Korku, küstahlık ve saldırganlık zırhıyla saklanmaya çalışılsa da tüm çıplaklığıyla sırıttı.
Ta Ankara’nın Etimesgut’undan Amed’e getirilen kaymakam, Kürt halkının anlatılmaz acılar, paha biçilmez bedellerle oluşturduğu toplumsal örgütlülük ve iradeyle işlevsizleştirdiği ilhakçı zorbalığı şimdi yeniden tesis etmeye çalışırcasına girişti işine.
Nasıl bir maniplasyon yapmaya çalıştığından da bağımsız olarak binaya girerken bile düşman bir ülkenin işgal edilmiş topraklarına girer gibi önce “bomba araması” yaptırdı. Belediye binasına asılan devasa boyutlarda bayraklar buna eşlik etti.
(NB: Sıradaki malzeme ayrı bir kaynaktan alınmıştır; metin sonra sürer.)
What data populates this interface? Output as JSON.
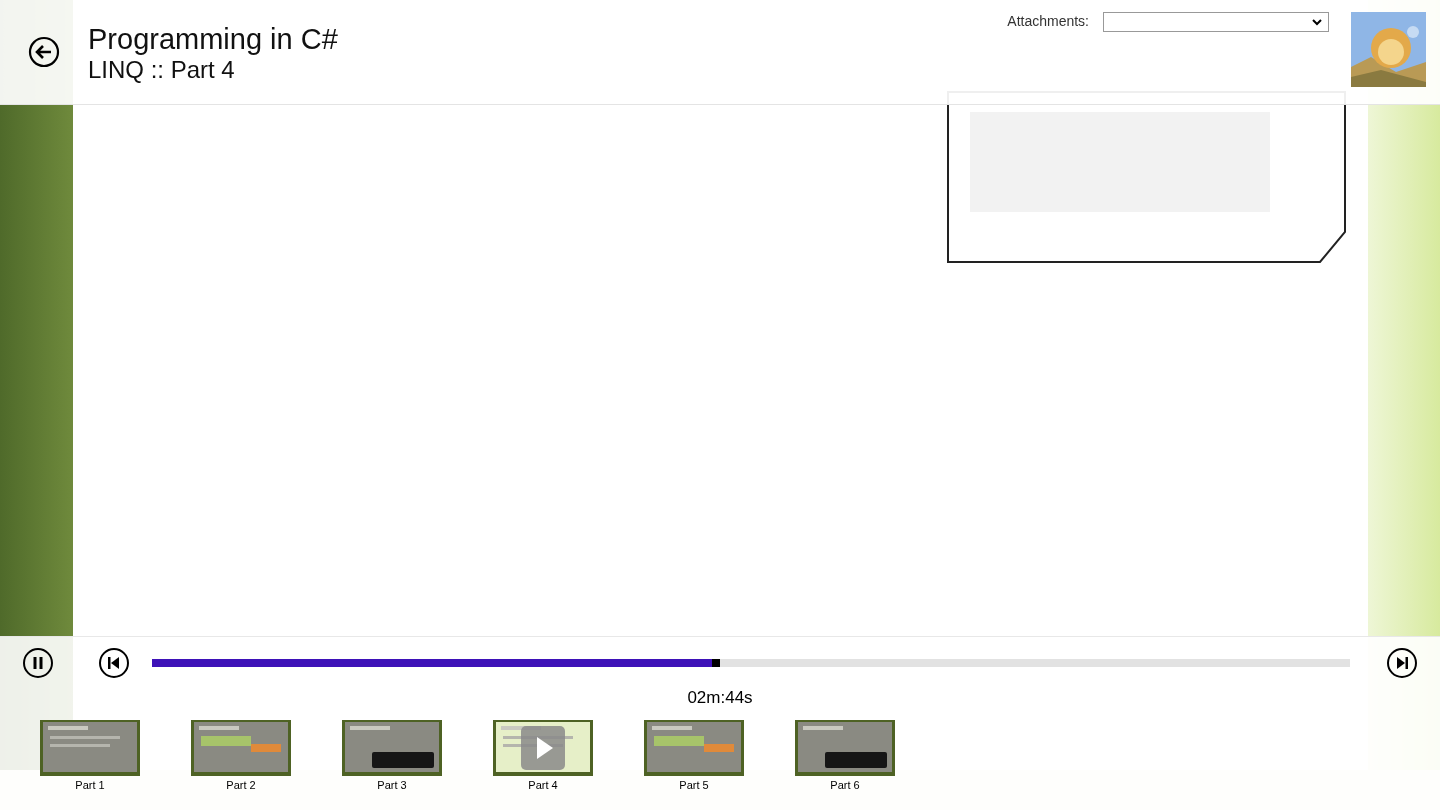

Binayı polis sürüsüyle-bariyerlerle-zırhlı araçlarla ablukaya almak yetmedi, çatısına da keskin nişancı özel timler yerleştirdi. Çalışanlardan bu gaspa tutum alanlar binadan çıkarılırken, giriş yapan herkese kimlik kontrolleri yapıldı.
Kapısında polis bekleyen Amed Belediyesi, tıpkı önceki kayyum saldırılarında olduğu gibi sadece bu haliyle bile mazlum bir halka düşmanca saldıran bir rejimin korkusunu, tahakkümü hangi biçimlerle kurmak istediğini deşifre etmeye yetecek kadar manidardır.
Her görüntü, „zulmün artsın ki zevalin çabuk gelsin“ sözünün altını biz kez daha çiziyor.